Hi Fly’s A380 touched down in Stockholm yesterday, Monday, September 2nd, en route to New York’s John F. Kennedy Airport. According to Aero News, it was the first A380 commercial flight from Stockholm’s Arlanda Airport.
Hi Fly’s A380, 9H-MIP, left Arlanda at 23:29 (Stockholm time) on Monday, September 2nd, to operate the seven-hour flight to JFK on behalf of Norwegian Air Shuttle. The flight is due to touch down at JFK at 01:15 on Tuesday, September 3rd. Unlike Arlanda, JFK is well used to A380s and has been seeing a fair bit of the Hi Fly A380 lately.
Hi Fly’s A380 is a regular at JFK
According to Flight Aware, this will be 9H-MIP’s third visit to JFK in as many days.
On Saturday, August 31st, 9H-MIP flew from Gardermoen (Olso) to JFK operating as Norwegian Air Shuttle 7001. It landed at JFK just past midnight, in the very early hours of September 1st.
The aircraft spent eight hours on the ground in New York before heading back to Gardermoen at 08:46 (New York time), operating Norwegian Air Shuttle 7002 and arriving back in Europe later that evening.
9H-MIP spent a mere four hours at Gardermoen before heading back to JFK, again operating on behalf of Norwegian Air Shuttle. The flight touched down in New York at 01:19 on Monday, September 2nd.
It spent four hours on the ground at New York before departing at the unspeakably awful time of 04:24 to head back to Norway, operating Norwegian Air Shuttle 7002. It landed at Gardermoen around 16:20 yesterday afternoon (Stockholm time).
After disembarking its passengers, 9H-MIP was ferried over to Arlanda to operate last night’s first commercial A380 flight out of the airport.
Hi Fly’s A380 is keeping itself busy
Hi Fly might be familiar to readers who loiter around the airports of Europe and New York, but it is best known elsewhere as one of the very few operators of a second-hand A380.
The market for second-hand A380s, as every aviation pundit around keeps saying, is effectively nil. But Hi Fly took 9H-MIP off Singapore Airlines’ hands last year. The aircraft had flown for Singapore for ten years as 9V-SKC.
There’s always an exception to the rule and Hi Fly is the exception to the no second-hand A380 market rule. You might not think there’d be a lot of demand for chartering and wet-leasing A380s on a regular basis, but Flight Aware tracks the plane’s movements and 9H-MIP is doing business most days.
Norwegian Air Shuttle is keeping them busy at the moment. It’s a very interesting business model that most people would initially decry, but Hi Fly might be onto something with their A380 business model.
In fact, Hi Fly is talking about taking another A380 next year. They previously told Simple Flying that;
“Our plan is to operate the A380 for a full fiscal year before deciding when to introduce the next one, most probably there will be a second unit arriving next year.
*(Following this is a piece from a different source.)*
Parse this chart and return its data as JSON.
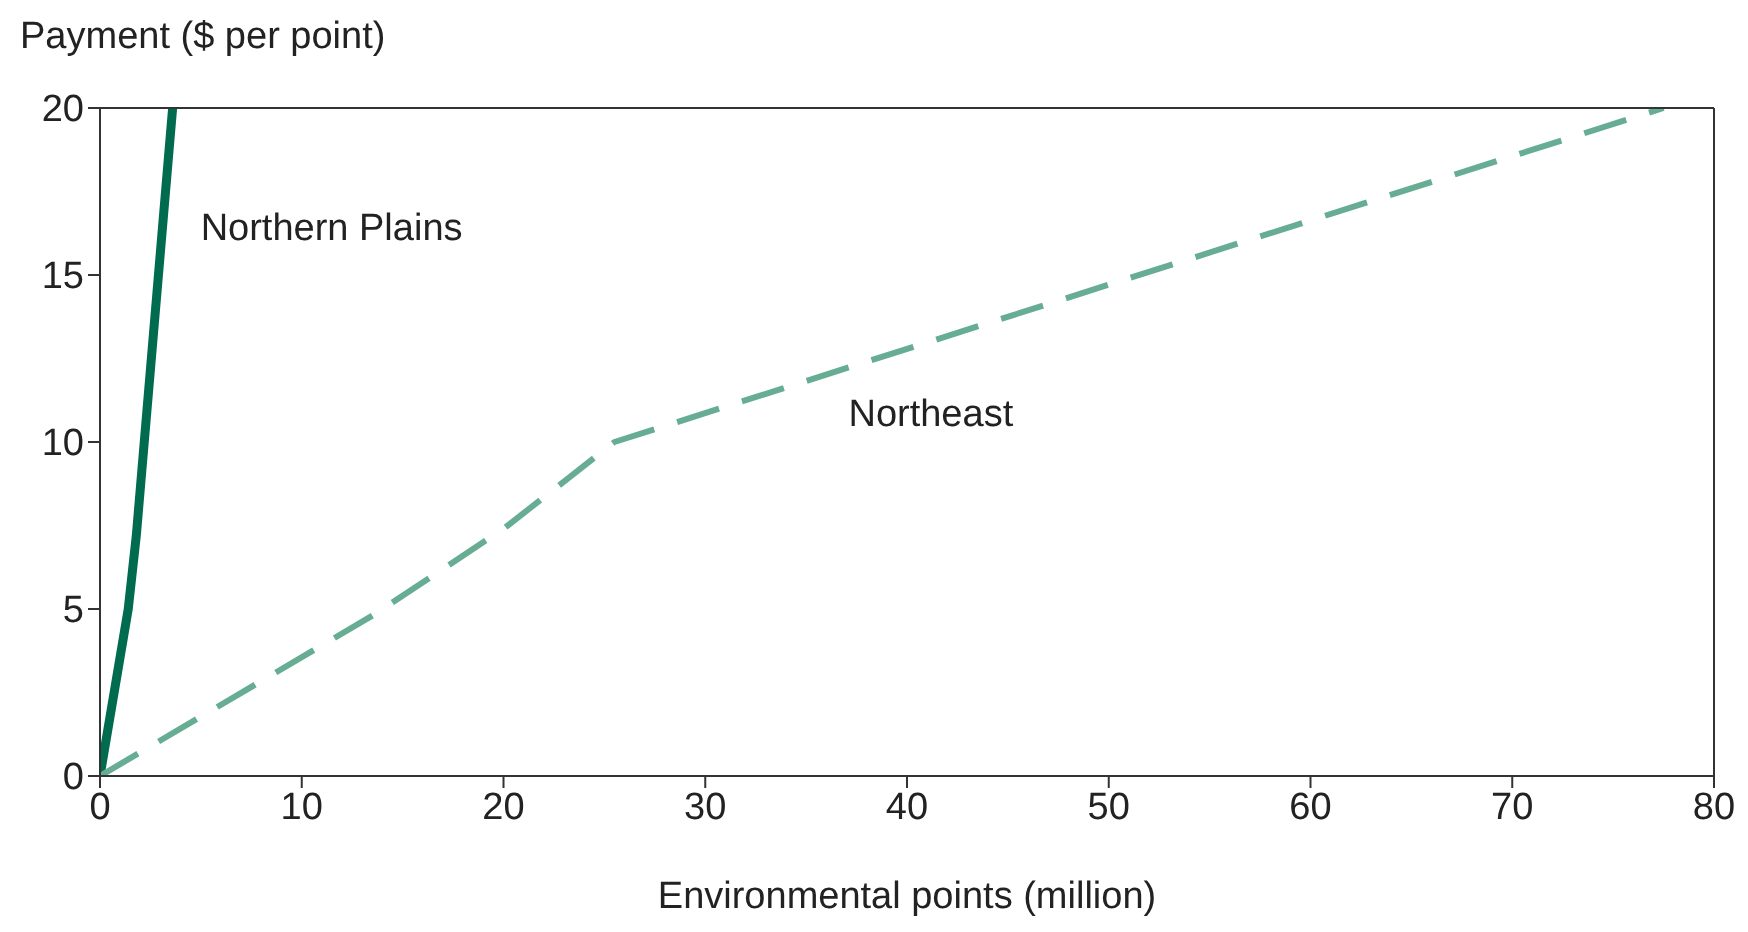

We believe additional A380 aircraft will join our fleet very soon.”
Given how busy their first A380 is, there might be viable ground for a second one.
Is the Hi Fly business model the way of the future?
From a distance, it makes Hi Fly appear as either an outlier or an innovator in the aviation industry. It’s extremely niche, but they appear to be making a viable business out of second-hand A380s.
The question is, is this the way of the future for the giants of the skies or will most of them still head to a dusty graveyard in Arizona?
Either way, operators of A380s with plans to retire them (and there are a few of them) must be tripping over themselves to make friends with the bosses at Hi Fly.